Gene Shown to Regulate Cell Recovery from Stress

Human breast tumors stained with antibodies illustrate the possibility of sirtuin-based biomarkers in cancer. The Gius lab is working to identify potential therapeutic targets for breast, pancreas, liver and lung cancer.

A group of investigators including Northwestern Medicine scientist David R Gius, MD, PhD, professor in Radiation Oncology, has discovered how an anti-aging gene directs the cellular response to DNA damage. 

Published in the Proceedings of the National Academy of Sciences, the findings explain the role that sirtuin 2 (SIRT2) plays in regulating a cell’s ability to recover from stress. 

“The study suggests that sirtuin, which genetically and biochemically plays a role in directing the aging processes in mammals, also regulates the accumulation of DNA damage,” said Dr. Gius, a member of the Robert H. Lurie Comprehensive Cancer Center of Northwestern University. “Without it, the damage continues to mount.” 

At Northwestern University Feinberg School of Medicine, the Gius lab is focused on the connection between aging, cellular metabolism and cancer. 

“As we get older, the DNA damage incurred in our cells increases. When that damage is greater than the cells’ ability to repair it, we show the effects of aging and eventually die,” Dr. Gius said. “We’re interested in exploring the processes that govern longevity in an effort to understand the genetics of aging and how it induces cancer.”

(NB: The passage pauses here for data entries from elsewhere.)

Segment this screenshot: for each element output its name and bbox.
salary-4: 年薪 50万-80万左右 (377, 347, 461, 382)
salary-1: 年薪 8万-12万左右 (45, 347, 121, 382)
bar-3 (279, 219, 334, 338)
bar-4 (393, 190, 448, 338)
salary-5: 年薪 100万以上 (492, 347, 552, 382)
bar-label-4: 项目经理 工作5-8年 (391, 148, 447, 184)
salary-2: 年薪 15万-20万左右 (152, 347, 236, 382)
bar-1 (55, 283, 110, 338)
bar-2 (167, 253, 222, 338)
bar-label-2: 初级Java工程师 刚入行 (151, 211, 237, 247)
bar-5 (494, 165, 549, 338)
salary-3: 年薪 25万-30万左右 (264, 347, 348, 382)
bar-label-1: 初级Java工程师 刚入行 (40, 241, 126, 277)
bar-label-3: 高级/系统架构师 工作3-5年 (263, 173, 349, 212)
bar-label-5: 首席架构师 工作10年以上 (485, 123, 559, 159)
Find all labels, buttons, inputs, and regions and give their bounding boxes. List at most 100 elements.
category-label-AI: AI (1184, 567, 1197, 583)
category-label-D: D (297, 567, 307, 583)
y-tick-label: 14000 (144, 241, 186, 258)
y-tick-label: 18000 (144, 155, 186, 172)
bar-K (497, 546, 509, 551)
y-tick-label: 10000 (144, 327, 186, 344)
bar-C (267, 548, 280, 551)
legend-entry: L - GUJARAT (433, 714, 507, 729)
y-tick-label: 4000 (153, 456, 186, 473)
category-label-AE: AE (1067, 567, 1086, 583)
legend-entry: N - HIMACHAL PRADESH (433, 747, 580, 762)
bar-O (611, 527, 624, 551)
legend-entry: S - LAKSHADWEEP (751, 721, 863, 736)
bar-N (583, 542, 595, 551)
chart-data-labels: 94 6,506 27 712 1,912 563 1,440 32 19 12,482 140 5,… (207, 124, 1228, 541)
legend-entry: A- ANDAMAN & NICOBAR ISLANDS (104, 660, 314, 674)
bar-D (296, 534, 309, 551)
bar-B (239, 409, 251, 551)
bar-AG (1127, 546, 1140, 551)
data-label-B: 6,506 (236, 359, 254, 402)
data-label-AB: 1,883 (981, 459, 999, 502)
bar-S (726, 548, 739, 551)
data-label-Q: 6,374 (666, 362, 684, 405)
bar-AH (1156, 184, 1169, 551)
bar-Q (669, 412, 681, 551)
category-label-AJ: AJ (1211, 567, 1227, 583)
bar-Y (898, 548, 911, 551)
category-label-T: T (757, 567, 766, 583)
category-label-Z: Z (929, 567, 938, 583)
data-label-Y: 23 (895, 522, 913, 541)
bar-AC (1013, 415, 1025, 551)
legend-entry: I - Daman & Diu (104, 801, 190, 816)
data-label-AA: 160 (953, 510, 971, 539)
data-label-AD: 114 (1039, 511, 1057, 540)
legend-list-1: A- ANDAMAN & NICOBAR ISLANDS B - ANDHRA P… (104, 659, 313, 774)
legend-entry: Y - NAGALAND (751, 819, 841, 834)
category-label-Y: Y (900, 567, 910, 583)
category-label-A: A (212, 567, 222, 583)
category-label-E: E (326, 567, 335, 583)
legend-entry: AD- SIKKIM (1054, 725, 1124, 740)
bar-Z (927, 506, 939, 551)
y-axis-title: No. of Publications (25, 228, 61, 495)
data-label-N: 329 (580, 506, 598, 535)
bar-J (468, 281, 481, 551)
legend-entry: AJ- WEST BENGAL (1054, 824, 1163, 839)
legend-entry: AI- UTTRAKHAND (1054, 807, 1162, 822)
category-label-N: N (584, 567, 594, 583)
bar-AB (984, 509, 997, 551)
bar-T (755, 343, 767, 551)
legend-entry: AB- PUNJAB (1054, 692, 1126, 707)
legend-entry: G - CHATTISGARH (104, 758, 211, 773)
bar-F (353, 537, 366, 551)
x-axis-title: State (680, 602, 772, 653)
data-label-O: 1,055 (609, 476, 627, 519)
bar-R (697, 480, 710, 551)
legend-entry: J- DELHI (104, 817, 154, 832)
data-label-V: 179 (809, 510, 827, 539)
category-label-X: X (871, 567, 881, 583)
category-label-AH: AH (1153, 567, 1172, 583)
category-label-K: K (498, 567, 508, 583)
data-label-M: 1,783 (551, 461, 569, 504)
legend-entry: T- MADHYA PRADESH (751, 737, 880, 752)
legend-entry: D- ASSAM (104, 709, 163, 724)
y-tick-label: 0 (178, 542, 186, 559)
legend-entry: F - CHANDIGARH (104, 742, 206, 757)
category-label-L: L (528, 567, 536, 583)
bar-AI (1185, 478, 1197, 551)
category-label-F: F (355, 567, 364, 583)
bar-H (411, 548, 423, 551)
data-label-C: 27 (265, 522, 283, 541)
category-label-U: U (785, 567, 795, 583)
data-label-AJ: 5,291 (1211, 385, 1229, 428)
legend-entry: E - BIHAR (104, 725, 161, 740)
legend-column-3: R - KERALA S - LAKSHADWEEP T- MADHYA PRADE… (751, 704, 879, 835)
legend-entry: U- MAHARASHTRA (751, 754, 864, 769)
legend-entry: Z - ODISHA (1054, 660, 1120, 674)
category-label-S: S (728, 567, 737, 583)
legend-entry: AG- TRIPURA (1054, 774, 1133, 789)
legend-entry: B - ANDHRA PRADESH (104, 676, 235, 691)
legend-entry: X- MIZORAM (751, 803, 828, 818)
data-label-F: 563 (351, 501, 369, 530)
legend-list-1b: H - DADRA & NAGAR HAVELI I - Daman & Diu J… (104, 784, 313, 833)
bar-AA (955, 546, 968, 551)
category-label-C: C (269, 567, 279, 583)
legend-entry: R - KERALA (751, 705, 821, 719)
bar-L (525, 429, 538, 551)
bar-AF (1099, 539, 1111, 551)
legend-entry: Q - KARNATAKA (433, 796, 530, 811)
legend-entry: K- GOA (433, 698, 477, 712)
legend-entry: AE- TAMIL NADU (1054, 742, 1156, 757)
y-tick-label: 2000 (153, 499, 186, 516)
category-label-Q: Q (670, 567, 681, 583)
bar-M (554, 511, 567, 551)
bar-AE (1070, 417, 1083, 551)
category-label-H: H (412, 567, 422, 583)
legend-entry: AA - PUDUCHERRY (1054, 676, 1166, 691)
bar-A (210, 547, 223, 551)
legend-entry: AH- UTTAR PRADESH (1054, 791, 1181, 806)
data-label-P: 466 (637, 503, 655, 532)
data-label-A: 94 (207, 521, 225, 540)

David R Gius, MD, PhD, professor in Radiation Oncology, is using grants from the NIH and the Department of Defense to identify and validate chemopreventative agents for breast cancer.

Two years ago, Dr. Gius published a paper illustrating that mice lacking the mitochondrial sirtuin, SIRT3, developed tumors, thereby defining it as a tumor suppressor. The lab has also shown that female animal models lacking SIRT2 develop breast cancer, while males develop gastrointestinal tumors, though the reasons remain unclear. 

“By working to deduce the mechanisms at play, we can identify molecular biomarkers and potentially develop new therapeutic targets and interventions,” Dr. Gius said. “Solid tumors are an illness of the elderly, so it’s no surprise that we’ve shown anti-aging genes to be anti-cancer genes.” 

Dr. Gius will continue to study the genes, also known as fidelity genes because of their role in maintaining the structure of the genome, in an effort to validate the connections between aging and tumor growth. 

“Ultimately, sirtuins direct how long members of any species live,” Dr. Gius said. “The goal is to genetically and biochemically connect the well-established observation that cancer increases significantly as a function of increasing age.” 

The work was supported by National Institutes of Health grants CA152601-01, CA152799-01A1, AG032375, Department of Defense grant BC093803 and a grant from the Paul F. Glenn Foundation.